I am a painter. I keep thinking about how to record the landscape without painting it, without recreating it with my vision, my gesture. What is the landscape itself? How to let the landscape happen on paper? How to capture the landscape as it is? It is precisely the authenticity of the landscape through light and time that interests me.
I also use chemical processes to make the landscape happen: Balt Salt silver and cyanotype processes. I hide the chemically coated leaves from the light to deliberately pull them out later. They record local light faster. I put sheets of paper or canvas in my backpack pocket, walk, stick them in the sand, stick them behind the local fence, watch and wait, and stop.

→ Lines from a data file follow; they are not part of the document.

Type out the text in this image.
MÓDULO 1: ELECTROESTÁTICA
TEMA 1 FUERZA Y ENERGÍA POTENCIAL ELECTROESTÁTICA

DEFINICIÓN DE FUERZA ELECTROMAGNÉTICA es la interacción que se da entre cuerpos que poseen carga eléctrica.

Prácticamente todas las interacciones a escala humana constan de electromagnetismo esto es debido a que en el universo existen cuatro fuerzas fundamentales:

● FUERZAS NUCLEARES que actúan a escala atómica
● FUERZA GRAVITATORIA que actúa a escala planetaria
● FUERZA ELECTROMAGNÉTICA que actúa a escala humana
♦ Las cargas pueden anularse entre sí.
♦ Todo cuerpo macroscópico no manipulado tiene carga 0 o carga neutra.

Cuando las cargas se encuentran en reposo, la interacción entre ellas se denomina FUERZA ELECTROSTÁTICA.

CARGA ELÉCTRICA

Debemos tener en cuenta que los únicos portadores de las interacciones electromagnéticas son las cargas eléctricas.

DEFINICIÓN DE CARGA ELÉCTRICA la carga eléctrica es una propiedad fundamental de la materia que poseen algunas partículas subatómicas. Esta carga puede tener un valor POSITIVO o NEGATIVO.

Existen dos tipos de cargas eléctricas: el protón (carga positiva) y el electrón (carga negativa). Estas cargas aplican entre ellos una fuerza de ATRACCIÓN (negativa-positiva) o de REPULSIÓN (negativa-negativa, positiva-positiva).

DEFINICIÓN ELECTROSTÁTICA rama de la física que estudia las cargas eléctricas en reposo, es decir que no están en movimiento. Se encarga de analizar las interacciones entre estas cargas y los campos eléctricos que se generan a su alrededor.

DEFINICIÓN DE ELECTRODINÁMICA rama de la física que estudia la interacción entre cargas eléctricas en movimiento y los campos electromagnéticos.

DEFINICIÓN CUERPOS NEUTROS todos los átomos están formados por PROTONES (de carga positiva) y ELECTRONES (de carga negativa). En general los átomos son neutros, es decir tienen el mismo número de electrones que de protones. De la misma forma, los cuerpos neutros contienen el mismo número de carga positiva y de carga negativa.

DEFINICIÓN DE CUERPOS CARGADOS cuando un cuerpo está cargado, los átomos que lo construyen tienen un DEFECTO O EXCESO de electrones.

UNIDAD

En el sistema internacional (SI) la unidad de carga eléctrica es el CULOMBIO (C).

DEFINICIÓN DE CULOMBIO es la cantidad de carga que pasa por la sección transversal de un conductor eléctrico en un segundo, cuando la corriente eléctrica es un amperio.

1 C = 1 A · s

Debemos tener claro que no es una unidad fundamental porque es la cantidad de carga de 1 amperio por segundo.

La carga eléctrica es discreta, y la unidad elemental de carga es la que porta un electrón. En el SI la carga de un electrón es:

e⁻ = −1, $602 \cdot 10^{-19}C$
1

The theme of land or landscape has "arrived" and has not yet disappeared from the theme about grandparents, about a mother, who was born in Siberia. The land travelled together with the land of grandparents, great-grandparents; the place they were taken to without asking, just picked up and moved. My mother was born there, her father stayed there forever, my grandfather, whom I never saw. A land that I have not seen but heard a lot about: mountains, Baikal, flowers... This is the search or imagining of that unseen Earth as it could be, understanding the importance of capturing a documentary image of the place where I am.

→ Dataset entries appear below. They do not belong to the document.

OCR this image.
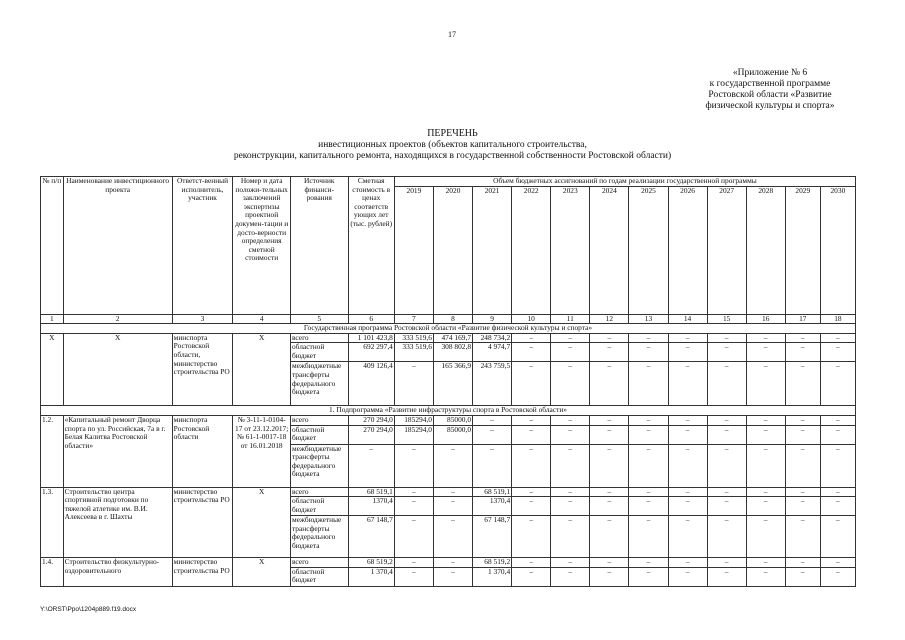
17
«Приложение № 6
к государственной программе
Ростовской области «Развитие
физической культуры и спорта»
ПЕРЕЧЕНЬ
инвестиционных проектов (объектов капитального строительства,
реконструкции, капитального ремонта, находящихся в государственной собственности Ростовской области)
№ п/п	Наименование инвестиционного проекта	Ответст-венный исполнитель, участник	Номер и дата положи-тельных заключений экспертизы проектной докумен-тации и досто-верности определения сметной стоимости	Источник финанси-рования	Сметная стоимость в ценах соответств ующих лет (тыс. рублей)	Объем бюджетных ассигнований по годам реализации государственной программы											
						2019	2020	2021	2022	2023	2024	2025	2026	2027	2028	2029	2030
1	2	3	4	5	6	7	8	9	10	11	12	13	14	15	16	17	18
Государственная программа Ростовской области «Развитие физической культуры и спорта»																	
X	X	минспорта Ростовской области, министерство строительства РО	X	всего	1 101 423,8	333 519,6	474 169,7	248 734,2	–	–	–	–	–	–	–	–	–
				областной бюджет	692 297,4	333 519,6	308 802,8	4 974,7	–	–	–	–	–	–	–	–	–
				межбюджетные трансферты федерального бюджета	409 126,4	–	165 366,9	243 759,5	–	–	–	–	–	–	–	–	–
1. Подпрограмма «Развитие инфраструктуры спорта в Ростовской области»																	
1.2.	«Капитальный ремонт Дворца спорта по ул. Российская, 7а в г. Белая Калитва Ростовской области»	минспорта Ростовской области	№ 3-11-1-0104-17 от 23.12.2017; № 61-1-0017-18 от 16.01.2018	всего	270 294,0	185294,0	85000,0	–	–	–	–	–	–	–	–	–	–
				областной бюджет	270 294,0	185294,0	85000,0	–	–	–	–	–	–	–	–	–	–
				межбюджетные трансферты федерального бюджета	–	–	–	–	–	–	–	–	–	–	–	–	–
1.3.	Строительство центра спортивной подготовки по тяжелой атлетике им. В.И. Алексеева в г. Шахты	министерство строительства РО	X	всего	68 519,1	–	–	68 519,1	–	–	–	–	–	–	–	–	–
				областной бюджет	1370,4	–	–	1370,4	–	–	–	–	–	–	–	–	–
				межбюджетные трансферты федерального бюджета	67 148,7	–	–	67 148,7	–	–	–	–	–	–	–	–	–
1.4.	Строительство физкультурно-оздоровительного	министерство строительства РО	X	всего	68 519,2	–	–	68 519,2	–	–	–	–	–	–	–	–	–
				областной бюджет	1 370,4	–	–	1 370,4	–	–	–	–	–	–	–	–	–
Y:\ORST\Ppo\1204p889.f19.docx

Agnė Jonkutė was born on August 5, 1974 in Kaunas, and in 1997-2003 graduated in Painting at the Kaunas Faculty of Fine Arts at the Vilnius Academy of Arts. Since 1999, she has participated in exhibitions. She creates drawings, performances, installations and video art, transferring experience from these fields to painting. Her black-and-white paintings are born from the aesthetics of drawings and black-and-white cinema. Minimalism is combined here with many halftones of gray and black alternating light. The cinematic framing of motifs also affects her painting.